Publié le 27 mai 2021 par : Mme Forteza.
Compléter l’alinéa 15 par la phrase suivante :
« Elles ne sont pas non plus applicables aux fonds ou parties de fonds d’archives publiques ayant fait l’objet, avant l’entrée en vigueur du présent article, d’une ouverture anticipée conformément au II de l’article L. 213‑3 du même code. »
Le projet de loi provoque un allongement inédit des délais de communication d’un certain nombre d’archives publiques. En effet, les archives publiques qui entreront dans les nouvelles catégories des alinéas 6 à 9 de l’article 19 ne pourront plus être communiquées de plein droit après l’expiration d’un délai de cinquante ans, mais resteront fermées pour une durée indéterminée, par exemple jusqu’à « la perte de leur valeur opérationnelle ».
Pour réduire un tant soit peu l’ampleur de ce mouvement de fermeture d’archives publiques, le gouvernement propose d’exclure du champ d’application de la réforme les documents qui, quoique entrant dans le champ des nouvelles catégories des alinéas 6 à 9 de l’article 19, sont d’ores et déjà devenus communicables, à la seule exception des documents « ayant fait l’objet d’une mesure de classification ». C’est ce qu’annonce l’exposé des motifs lorsqu’il indique qu'« une disposition transitoire précise enfin que les documents non-classifiés qui sont actuellement communicables le demeureront à l’avenir, quand bien même ils relèveraient des nouveaux délais d’incommunicabilité qui sont institués ».
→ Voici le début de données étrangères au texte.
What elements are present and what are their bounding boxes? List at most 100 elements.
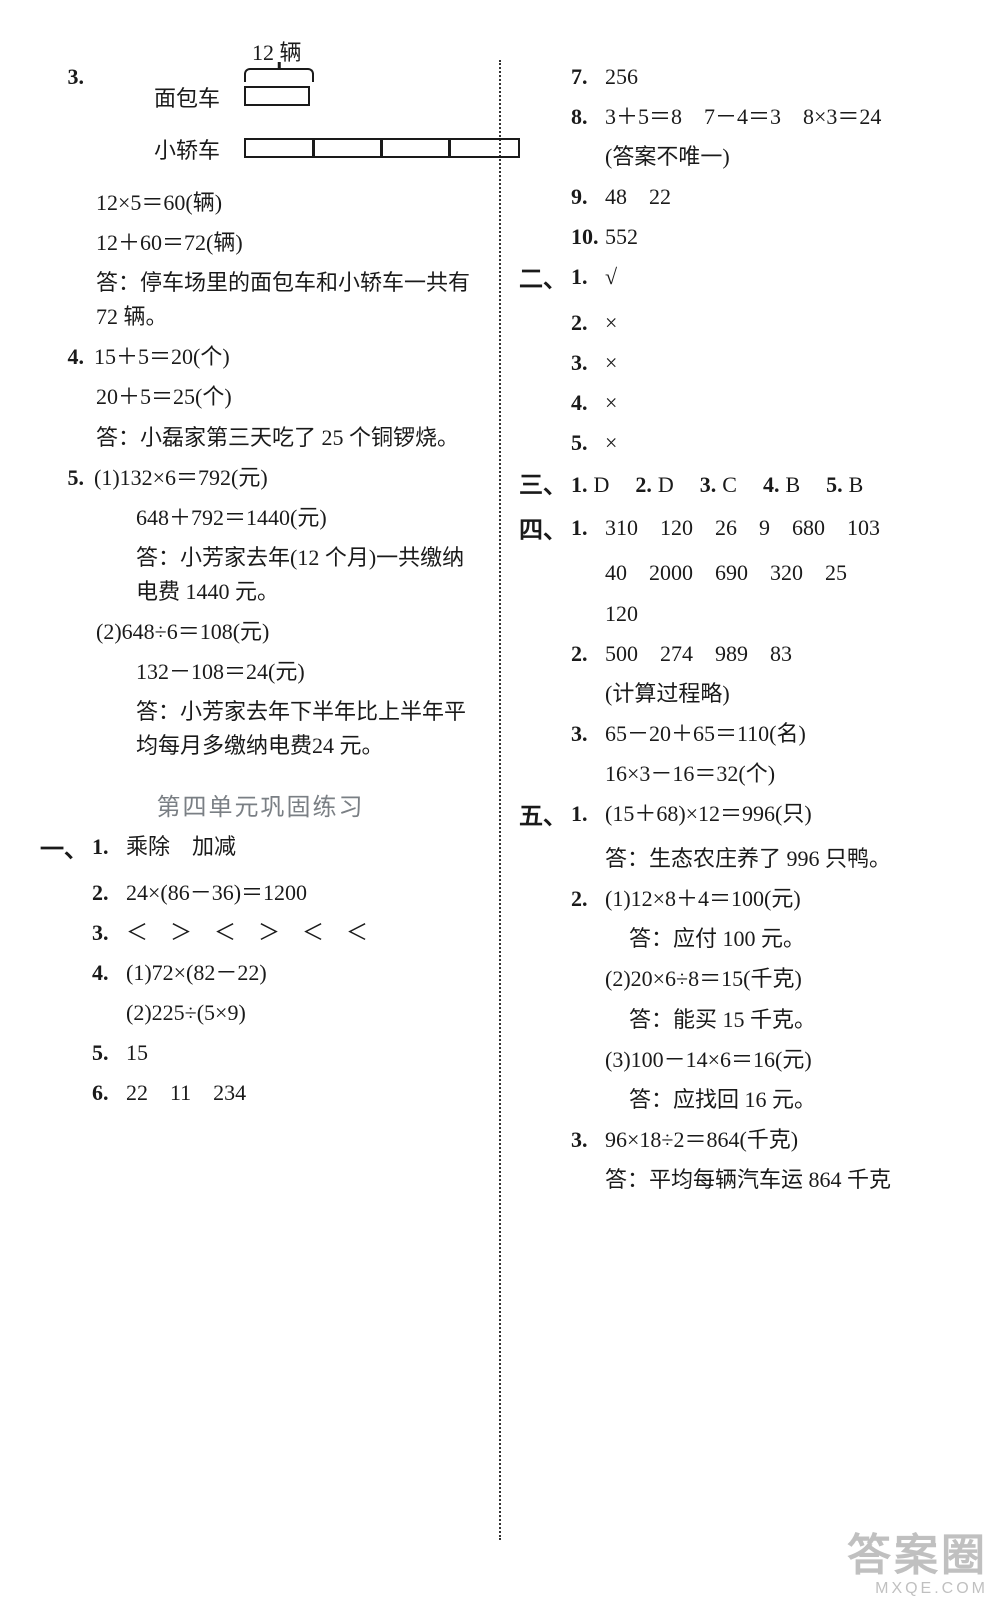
s5-i3-row: 3. 96×18÷2＝864(千克) bbox=[519, 1123, 960, 1157]
s3-i1: D bbox=[594, 466, 610, 503]
q5-num: 5. bbox=[40, 461, 94, 495]
s5-i1b-row: 答：生态农庄养了 996 只鸭。 bbox=[519, 842, 960, 876]
q3-line2: 12＋60＝72(辆) bbox=[40, 226, 481, 260]
q5-p2a: (2)648÷6＝108(元) bbox=[40, 615, 481, 649]
s2-i5: × bbox=[605, 426, 960, 460]
sec3-items: 1.D 2.D 3.C 4.B 5.B bbox=[571, 466, 960, 503]
q3-ans: 答：停车场里的面包车和小轿车一共有 72 辆。 bbox=[40, 266, 481, 334]
s5-i3a: 96×18÷2＝864(千克) bbox=[605, 1123, 960, 1157]
s4-i3b: 16×3－16＝32(个) bbox=[605, 757, 960, 791]
s2-i4-row: 4. × bbox=[519, 386, 960, 420]
diag-left1: 面包车 bbox=[154, 82, 220, 116]
s1-i4a: (1)72×(82－22) bbox=[126, 956, 481, 990]
s2-i3: × bbox=[605, 346, 960, 380]
i8b: (答案不唯一) bbox=[605, 140, 960, 174]
watermark: 答案圈 MXQE.COM bbox=[847, 1532, 988, 1598]
s4-i1b: 40 2000 690 320 25 bbox=[605, 556, 960, 590]
watermark-small: MXQE.COM bbox=[847, 1580, 988, 1598]
s1-i2-row: 2. 24×(86－36)＝1200 bbox=[40, 876, 481, 910]
q4-line1: 15＋5＝20(个) bbox=[94, 340, 481, 374]
i8a: 3＋5＝8 7－4＝3 8×3＝24 bbox=[605, 100, 960, 134]
s3-i1-num: 1. bbox=[571, 466, 588, 503]
s4-i3-row: 3. 65－20＋65＝110(名) bbox=[519, 717, 960, 751]
sec3: 三、 1.D 2.D 3.C 4.B 5.B bbox=[519, 466, 960, 505]
q3-num: 3. bbox=[40, 60, 94, 94]
i9-num: 9. bbox=[571, 180, 605, 214]
s2-i1: √ bbox=[605, 260, 960, 294]
q4-num: 4. bbox=[40, 340, 94, 374]
s4-i2-num: 2. bbox=[571, 637, 605, 671]
q5: 5. (1)132×6＝792(元) bbox=[40, 461, 481, 495]
s1-i5: 15 bbox=[126, 1036, 481, 1070]
s4-i2a: 500 274 989 83 bbox=[605, 637, 960, 671]
i9: 48 22 bbox=[605, 180, 960, 214]
unit-title: 第四单元巩固练习 bbox=[40, 787, 481, 822]
r-i10: 10. 552 bbox=[519, 220, 960, 254]
q4-ans: 答：小磊家第三天吃了 25 个铜锣烧。 bbox=[40, 421, 481, 455]
s2-i1-num: 1. bbox=[571, 260, 605, 294]
s1-i4-row: 4. (1)72×(82－22) bbox=[40, 956, 481, 990]
s5-i1b: 答：生态农庄养了 996 只鸭。 bbox=[605, 842, 960, 876]
r-i8: 8. 3＋5＝8 7－4＝3 8×3＝24 bbox=[519, 100, 960, 134]
sec2: 二、 1. √ bbox=[519, 260, 960, 299]
s5-i1a: (15＋68)×12＝996(只) bbox=[605, 797, 960, 831]
sec2-label: 二、 bbox=[519, 260, 571, 299]
s3-i5: B bbox=[849, 466, 864, 503]
sec5-label: 五、 bbox=[519, 797, 571, 836]
s1-i5-row: 5. 15 bbox=[40, 1036, 481, 1070]
q3-line1: 12×5＝60(辆) bbox=[40, 186, 481, 220]
s1-i6-row: 6. 22 11 234 bbox=[40, 1076, 481, 1110]
s4-i1b-row: 40 2000 690 320 25 bbox=[519, 556, 960, 590]
s5-i2-row: 2. (1)12×8＋4＝100(元) bbox=[519, 882, 960, 916]
diag-left2: 小轿车 bbox=[154, 134, 220, 168]
s4-i1-num: 1. bbox=[571, 511, 605, 545]
long-bar bbox=[244, 138, 520, 158]
q5-p2b: 132－108＝24(元) bbox=[40, 655, 481, 689]
s3-i5-num: 5. bbox=[826, 466, 843, 503]
s1-i5-num: 5. bbox=[92, 1036, 126, 1070]
column-divider bbox=[499, 60, 501, 1540]
s5-i2a2: 答：应付 100 元。 bbox=[519, 922, 960, 956]
sec4-label: 四、 bbox=[519, 511, 571, 550]
s1-i2: 24×(86－36)＝1200 bbox=[126, 876, 481, 910]
s1-i1: 乘除 加减 bbox=[126, 830, 481, 864]
s4-i3-num: 3. bbox=[571, 717, 605, 751]
q5-p1a: (1)132×6＝792(元) bbox=[94, 461, 481, 495]
sec5: 五、 1. (15＋68)×12＝996(只) bbox=[519, 797, 960, 836]
s2-i4-num: 4. bbox=[571, 386, 605, 420]
s5-i1-num: 1. bbox=[571, 797, 605, 831]
i10: 552 bbox=[605, 220, 960, 254]
s4-i2-row: 2. 500 274 989 83 bbox=[519, 637, 960, 671]
s3-i3-num: 3. bbox=[700, 466, 717, 503]
s1-i1-num: 1. bbox=[92, 830, 126, 864]
q3-diagram: 12 辆 面包车 小轿车 bbox=[94, 60, 481, 180]
i10-num: 10. bbox=[571, 220, 605, 254]
s5-i3b: 答：平均每辆汽车运 864 千克 bbox=[605, 1163, 960, 1197]
q5-p2ans: 答：小芳家去年下半年比上半年平均每月多缴纳电费24 元。 bbox=[40, 695, 481, 763]
i7-num: 7. bbox=[571, 60, 605, 94]
i7: 256 bbox=[605, 60, 960, 94]
s5-i2c: (3)100－14×6＝16(元) bbox=[605, 1043, 960, 1077]
s1-i3-row: 3. ＜ ＞ ＜ ＞ ＜ ＜ bbox=[40, 916, 481, 950]
s3-i4: B bbox=[785, 466, 800, 503]
sec4: 四、 1. 310 120 26 9 680 103 bbox=[519, 511, 960, 550]
s2-i5-num: 5. bbox=[571, 426, 605, 460]
s5-i3-num: 3. bbox=[571, 1123, 605, 1157]
s5-i3b-row: 答：平均每辆汽车运 864 千克 bbox=[519, 1163, 960, 1197]
s4-i3b-row: 16×3－16＝32(个) bbox=[519, 757, 960, 791]
s2-i3-num: 3. bbox=[571, 346, 605, 380]
i8-num: 8. bbox=[571, 100, 605, 134]
brace-icon bbox=[244, 68, 314, 82]
s5-i2b: (2)20×6÷8＝15(千克) bbox=[605, 962, 960, 996]
q5-p1b: 648＋792＝1440(元) bbox=[40, 501, 481, 535]
s4-i1c-row: 120 bbox=[519, 597, 960, 631]
s2-i2: × bbox=[605, 306, 960, 340]
s2-i3-row: 3. × bbox=[519, 346, 960, 380]
q5-p1ans: 答：小芳家去年(12 个月)一共缴纳电费 1440 元。 bbox=[40, 541, 481, 609]
s3-i4-num: 4. bbox=[763, 466, 780, 503]
watermark-big: 答案圈 bbox=[847, 1532, 988, 1580]
s3-i2-num: 2. bbox=[635, 466, 652, 503]
s4-i2b: (计算过程略) bbox=[605, 677, 960, 711]
s1-i6: 22 11 234 bbox=[126, 1076, 481, 1110]
s2-i5-row: 5. × bbox=[519, 426, 960, 460]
De manière étonnante, néanmoins, la formulation actuelle de l’alinéa 15, particulièrement imprécise, ne retranscrit pas pleinement l’ambition de l’exposé des motifs, mettant en danger des travaux historiques portant sur des périodes antérieures à 1971. C’est ainsi, en particulier, que la formulation actuelle de l’alinéa 15 n’exclut pas du champ de l’allongement des délais de communication des archives publiques les documents non classifiés qui ont fait l’objet d’une mesure réglementaire exceptionnelle d’ouverture anticipée (arrêtés dits de « dérogation générale » ou « d’ouverture d’archives »).
Rappelons notamment que, depuis décembre 2015, une dérogation générale a permis le libre accès aux fonds des juridictions d'exception de Vichy, des juridictions d’exceptions du Gouvernement provisoire de la République, de la police judiciaire de 1939 à 1945, et de 1945 à 1960 pour les affaires relatives à des faits de guerre survenus entre 1939 et 1945, aux dossiers des tribunaux militaires et maritimes relatifs à des faits de guerre survenus entre 1939 et 1945 et aux documents relatifs à la dénazification des zones françaises d'occupation en Allemagne et en Autriche. Cette ouverture a suscité de nombreux travaux déjà publiés ou à venir, comme la récente biographie du général de Gaulle par l’historien britannique Julian Jackson (2019). De même, sur la guerre d’Algérie, la dérogation générale d’avril 2020, suite à la déclaration du président de la République de septembre 2018, a permis d’ouvrir les dossiers sur les personnes disparues produits par la Commission de sauvegarde des droits et libertés individuels (1957-1963).
Or, une partie de ces fonds ayant bénéficié d’une « dérogation générale » risque d’être refermée, chaque fois que des documents entreront dans le champ de l’une des nouvelles catégories des alinéas 6 à 9 de l’article 19.
Une correction de l’alinéa 15 est donc indispensable si l’on ne veut pas que la future loi, par un effet de bord mal maîtrisé, contrevienne aux efforts d’ouverture des archives publiques organisés ces dernières années concernant la Seconde guerre mondiale ou les disparus de la guerre d'Algérie. C’est pourquoi nous proposons que, dans le II de l’article 19, l’exclusion des règles nouvelles de communicabilité soient étendues aux documents ayant fait l’objet d’une ouverture par anticipation, avant l’expiration du délai légal.
Le présent amendement est issu d’un travail transpartisan en collaboration avec le collectif « Accès aux archives publiques » réunissant l’Association des archivistes français, l’Association des historiens contemporanéistes de l’enseignement supérieur et de la recherche et l’Association Josette et Maurice Audin, ainsi que de nombreux historiens, archivistes et juristes.